My husband, ever the adult, was the first one to give the advice. “When you arrive at the border crossing,” he said, “refrain yourself from making comments.” He was concerned that my inner repressed comedian would get the best of me. Forget that my jokes could get me in trouble, he was worried they would not let us through. While I assured him I would keep the jokes about the open bottles of booze in the backseat to a three comment minimum, let’s just say, that did not make him feel better. “See?” he replied with more than a touch of frustration. “THIS is what I’m talking about.” I smiled, told him to relax and promised I was just kidding, though I was already satisfied with the reaction I had just received.

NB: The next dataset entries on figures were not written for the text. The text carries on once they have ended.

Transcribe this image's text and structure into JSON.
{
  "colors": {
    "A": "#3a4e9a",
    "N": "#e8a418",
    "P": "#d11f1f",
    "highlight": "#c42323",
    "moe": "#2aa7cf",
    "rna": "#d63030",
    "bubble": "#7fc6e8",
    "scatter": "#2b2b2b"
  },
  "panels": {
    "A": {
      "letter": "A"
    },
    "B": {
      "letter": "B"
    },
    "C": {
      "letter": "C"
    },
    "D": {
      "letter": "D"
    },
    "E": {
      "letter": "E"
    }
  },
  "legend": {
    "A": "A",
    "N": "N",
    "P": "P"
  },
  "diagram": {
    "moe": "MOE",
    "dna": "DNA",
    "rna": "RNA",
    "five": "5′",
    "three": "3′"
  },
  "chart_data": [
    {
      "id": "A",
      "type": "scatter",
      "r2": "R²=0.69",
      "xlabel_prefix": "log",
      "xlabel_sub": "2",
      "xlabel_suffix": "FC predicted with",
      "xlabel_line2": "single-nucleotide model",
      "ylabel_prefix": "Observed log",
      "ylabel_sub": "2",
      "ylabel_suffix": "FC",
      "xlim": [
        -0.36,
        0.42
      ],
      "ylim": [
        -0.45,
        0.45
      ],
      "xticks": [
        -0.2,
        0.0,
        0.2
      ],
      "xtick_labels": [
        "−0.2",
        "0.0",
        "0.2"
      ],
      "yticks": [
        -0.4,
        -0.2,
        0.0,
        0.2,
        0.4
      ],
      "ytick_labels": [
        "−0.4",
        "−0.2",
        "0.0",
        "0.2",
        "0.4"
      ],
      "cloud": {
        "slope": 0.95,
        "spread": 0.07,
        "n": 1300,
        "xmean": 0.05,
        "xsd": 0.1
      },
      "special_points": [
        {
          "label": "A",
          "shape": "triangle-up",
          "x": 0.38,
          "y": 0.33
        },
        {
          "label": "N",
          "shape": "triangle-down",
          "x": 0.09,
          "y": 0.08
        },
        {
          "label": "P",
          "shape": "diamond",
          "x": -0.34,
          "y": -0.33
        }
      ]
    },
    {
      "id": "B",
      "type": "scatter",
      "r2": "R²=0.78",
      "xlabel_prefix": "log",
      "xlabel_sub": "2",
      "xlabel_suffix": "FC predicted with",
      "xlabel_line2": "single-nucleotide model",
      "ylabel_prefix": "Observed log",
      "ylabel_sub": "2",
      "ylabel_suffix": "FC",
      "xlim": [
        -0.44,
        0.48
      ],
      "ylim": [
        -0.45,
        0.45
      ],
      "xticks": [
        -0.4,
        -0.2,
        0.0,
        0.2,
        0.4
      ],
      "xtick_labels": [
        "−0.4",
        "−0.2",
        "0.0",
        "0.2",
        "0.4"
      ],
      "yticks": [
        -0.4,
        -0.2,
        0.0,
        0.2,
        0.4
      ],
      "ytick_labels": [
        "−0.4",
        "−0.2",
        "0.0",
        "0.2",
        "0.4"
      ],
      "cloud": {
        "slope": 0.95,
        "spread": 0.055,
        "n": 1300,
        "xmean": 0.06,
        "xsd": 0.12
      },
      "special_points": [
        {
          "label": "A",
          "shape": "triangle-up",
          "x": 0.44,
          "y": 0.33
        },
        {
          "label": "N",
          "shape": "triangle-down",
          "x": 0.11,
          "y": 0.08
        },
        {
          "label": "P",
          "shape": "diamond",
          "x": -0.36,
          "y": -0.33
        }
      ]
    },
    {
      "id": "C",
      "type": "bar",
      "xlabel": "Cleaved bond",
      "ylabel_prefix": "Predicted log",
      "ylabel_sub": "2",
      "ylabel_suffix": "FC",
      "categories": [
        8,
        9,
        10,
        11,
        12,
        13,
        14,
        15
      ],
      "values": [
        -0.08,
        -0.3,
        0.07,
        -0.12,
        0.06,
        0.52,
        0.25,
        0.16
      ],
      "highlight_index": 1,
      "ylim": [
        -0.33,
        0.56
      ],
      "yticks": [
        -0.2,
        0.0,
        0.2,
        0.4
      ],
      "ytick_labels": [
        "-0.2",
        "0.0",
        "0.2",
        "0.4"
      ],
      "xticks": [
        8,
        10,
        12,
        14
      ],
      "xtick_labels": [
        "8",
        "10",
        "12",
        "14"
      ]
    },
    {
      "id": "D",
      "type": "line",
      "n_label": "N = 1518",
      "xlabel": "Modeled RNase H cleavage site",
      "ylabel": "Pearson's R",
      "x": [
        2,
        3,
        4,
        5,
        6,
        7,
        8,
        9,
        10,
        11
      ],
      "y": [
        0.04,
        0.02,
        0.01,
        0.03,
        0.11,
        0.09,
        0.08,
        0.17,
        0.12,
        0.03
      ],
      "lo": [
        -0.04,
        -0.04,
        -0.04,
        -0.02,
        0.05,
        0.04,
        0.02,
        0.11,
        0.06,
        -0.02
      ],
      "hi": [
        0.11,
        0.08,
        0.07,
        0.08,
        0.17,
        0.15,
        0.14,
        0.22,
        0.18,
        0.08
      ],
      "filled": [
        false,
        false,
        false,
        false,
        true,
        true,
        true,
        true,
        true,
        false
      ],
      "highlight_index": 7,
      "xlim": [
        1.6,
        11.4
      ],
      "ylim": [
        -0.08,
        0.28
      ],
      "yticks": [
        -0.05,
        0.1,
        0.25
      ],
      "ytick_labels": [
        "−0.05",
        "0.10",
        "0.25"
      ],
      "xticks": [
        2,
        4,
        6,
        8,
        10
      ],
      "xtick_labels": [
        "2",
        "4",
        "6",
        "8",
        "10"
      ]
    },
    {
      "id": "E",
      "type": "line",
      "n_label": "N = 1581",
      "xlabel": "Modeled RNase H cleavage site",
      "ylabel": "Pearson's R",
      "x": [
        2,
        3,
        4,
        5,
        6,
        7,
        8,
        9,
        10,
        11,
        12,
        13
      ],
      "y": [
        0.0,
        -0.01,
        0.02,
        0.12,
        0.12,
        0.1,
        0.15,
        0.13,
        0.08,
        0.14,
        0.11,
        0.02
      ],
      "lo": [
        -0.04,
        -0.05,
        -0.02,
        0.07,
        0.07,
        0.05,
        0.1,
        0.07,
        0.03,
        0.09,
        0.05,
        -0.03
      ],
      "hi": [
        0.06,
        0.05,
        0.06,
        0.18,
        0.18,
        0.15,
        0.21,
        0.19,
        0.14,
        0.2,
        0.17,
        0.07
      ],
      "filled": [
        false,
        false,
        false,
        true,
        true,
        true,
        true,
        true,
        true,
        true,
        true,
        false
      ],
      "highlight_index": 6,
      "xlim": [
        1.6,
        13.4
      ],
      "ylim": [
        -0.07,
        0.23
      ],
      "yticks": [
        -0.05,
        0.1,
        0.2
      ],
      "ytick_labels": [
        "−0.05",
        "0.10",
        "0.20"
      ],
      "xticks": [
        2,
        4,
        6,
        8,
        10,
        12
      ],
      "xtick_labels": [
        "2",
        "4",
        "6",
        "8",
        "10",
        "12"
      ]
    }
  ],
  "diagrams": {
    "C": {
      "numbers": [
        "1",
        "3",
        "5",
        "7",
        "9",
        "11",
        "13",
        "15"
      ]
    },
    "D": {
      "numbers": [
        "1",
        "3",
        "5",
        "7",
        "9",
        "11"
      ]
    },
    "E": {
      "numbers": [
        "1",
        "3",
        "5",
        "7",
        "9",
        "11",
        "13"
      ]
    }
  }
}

While I know I can behave when I need to, others have not been as easily convinced. Another friend who has made this trip often, and met numerous sets of border police, warned me as well. “I know, I know, I know,” I replied, sounding like a petulant teenager whose parents keep telling her to take out her nose ring and cover her tattoos before they arrive at Grandma’s house. Knowing me well enough, she still did not believe me. I had joked with her that I was prepared to leave any of my fellow passengers at the border if their passports were expired, despite my friendly reminder to make sure that was checked. She laughed – and then told me they were not the ones she was worried about. “Just keep your mouth shut,” she said, sternly but with a smile. “They really don’t think things are funny.” I promised I would not do anything to compromise the trip, but I think she is going to have to see it to believe it. Once I arrive safely in Canada, she’ll see I did just fine.

It seems my friends know me well, as a third friend delivered the same warning, prompting me to post their comments on Facebook. “Am I that transparent?” I asked my Facebook friends. After telling someone else about the advice I had received and the comments on Facebook in response to my post, she had something else to add. “And after you get through,” she said, “don’t post anything sarcastic about the border police either!”

Ye of little faith. But if all else fails, I assured one of my fellow passengers he could always use the “Your Honor – she’s an idiot” defense that my husband was prepared to employ in traffic court, had it been necessary. Talk about preparing for anything that my come our way on this journey, one of us in the car is a lawyer.